福島では毎年11月に東日本女子駅伝が行われる。私は震災後も変わらず、秋になると、この駅伝に出向き、福島県内の中高生を取材しているが、選手や関係者から鼻血のことなど聞いたことがない。  

郡山市や福島市の小中学校でもときどき、子供たちと一緒に校庭で走る。どの学校にも放射線量を測るモニタリングポストが設置されているが、昨年10月に郡山の学校を訪れたときの数値は毎時0・136マイクロシーベルトで、パリのシャンゼリゼ通りと同じぐらいだった。ローマの市内では0・3~0・4マイクロシーベルトと聞く。

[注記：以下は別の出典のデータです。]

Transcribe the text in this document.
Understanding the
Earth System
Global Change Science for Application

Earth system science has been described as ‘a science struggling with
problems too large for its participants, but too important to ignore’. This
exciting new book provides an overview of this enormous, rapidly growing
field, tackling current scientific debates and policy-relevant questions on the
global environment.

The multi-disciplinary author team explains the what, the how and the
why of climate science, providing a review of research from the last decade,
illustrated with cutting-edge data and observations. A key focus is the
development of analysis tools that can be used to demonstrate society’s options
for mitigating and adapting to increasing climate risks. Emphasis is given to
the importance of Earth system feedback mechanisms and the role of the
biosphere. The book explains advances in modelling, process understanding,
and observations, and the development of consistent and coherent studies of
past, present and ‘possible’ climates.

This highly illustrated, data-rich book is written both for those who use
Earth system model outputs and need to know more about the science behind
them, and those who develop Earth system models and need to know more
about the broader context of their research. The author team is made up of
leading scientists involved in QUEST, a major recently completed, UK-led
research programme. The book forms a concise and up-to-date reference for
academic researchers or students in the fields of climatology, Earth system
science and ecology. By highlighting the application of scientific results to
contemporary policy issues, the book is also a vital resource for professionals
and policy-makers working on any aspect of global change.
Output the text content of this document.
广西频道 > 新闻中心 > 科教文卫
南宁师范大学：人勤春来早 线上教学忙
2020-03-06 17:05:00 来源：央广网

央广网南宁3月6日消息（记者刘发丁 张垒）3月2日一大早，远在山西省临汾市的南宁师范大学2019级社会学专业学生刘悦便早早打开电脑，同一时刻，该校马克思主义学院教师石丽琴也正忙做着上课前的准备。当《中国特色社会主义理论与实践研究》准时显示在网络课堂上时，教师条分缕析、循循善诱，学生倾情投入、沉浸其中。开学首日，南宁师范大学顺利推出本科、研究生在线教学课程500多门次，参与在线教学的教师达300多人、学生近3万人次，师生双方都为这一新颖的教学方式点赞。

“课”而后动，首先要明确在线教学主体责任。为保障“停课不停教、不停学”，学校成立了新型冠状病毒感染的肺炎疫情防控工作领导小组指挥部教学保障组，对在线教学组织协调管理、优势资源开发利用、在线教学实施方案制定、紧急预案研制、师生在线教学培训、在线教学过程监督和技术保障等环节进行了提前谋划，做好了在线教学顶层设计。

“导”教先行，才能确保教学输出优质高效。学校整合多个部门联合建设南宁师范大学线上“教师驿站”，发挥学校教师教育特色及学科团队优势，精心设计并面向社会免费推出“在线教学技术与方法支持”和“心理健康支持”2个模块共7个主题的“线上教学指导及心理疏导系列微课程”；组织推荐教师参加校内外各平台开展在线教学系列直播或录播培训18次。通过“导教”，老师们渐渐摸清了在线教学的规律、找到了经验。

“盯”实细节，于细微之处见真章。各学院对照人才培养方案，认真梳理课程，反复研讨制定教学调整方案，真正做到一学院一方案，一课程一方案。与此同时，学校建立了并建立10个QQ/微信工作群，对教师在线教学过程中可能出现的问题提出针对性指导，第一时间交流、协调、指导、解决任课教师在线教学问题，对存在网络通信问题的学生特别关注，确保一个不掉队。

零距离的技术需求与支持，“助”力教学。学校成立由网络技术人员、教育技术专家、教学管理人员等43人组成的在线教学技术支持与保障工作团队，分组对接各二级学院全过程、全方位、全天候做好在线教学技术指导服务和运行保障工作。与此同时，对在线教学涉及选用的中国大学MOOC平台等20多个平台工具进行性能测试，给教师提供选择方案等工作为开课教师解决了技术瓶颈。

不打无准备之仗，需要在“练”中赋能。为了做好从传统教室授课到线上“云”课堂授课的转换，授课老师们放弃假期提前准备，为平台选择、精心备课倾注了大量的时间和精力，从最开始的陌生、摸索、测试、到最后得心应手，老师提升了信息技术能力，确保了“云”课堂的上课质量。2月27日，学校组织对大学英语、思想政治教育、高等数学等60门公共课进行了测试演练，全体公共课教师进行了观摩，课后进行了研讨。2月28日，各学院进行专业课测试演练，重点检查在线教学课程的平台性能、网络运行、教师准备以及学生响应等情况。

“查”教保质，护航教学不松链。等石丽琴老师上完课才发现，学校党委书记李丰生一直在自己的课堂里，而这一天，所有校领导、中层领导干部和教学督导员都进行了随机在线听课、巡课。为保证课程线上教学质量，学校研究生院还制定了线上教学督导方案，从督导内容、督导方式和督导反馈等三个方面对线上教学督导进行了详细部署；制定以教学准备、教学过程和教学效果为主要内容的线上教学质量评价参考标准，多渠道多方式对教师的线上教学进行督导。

なのにいまだに、「福島では子供たちが校庭で遊べずに運動不足でいる」などの言葉が躍っている。福島のテレビ局の友人が怒っていた。「運動会の映像を送ったら、東京のニュース担当が『マスクして競技している映像はないか』と言ってきた」と。  

不安をあおる一部のメディアの責任も大きい。自分の目で確かめてほしい。怖いと思ったら噂などをうのみにするのではなく、ちゃんと確かめてほしい。怖がるにしても「正しく怖がる」ことが大切だ。




事実を報道せず、作りたいストーリーに合わせて事実を捏造する。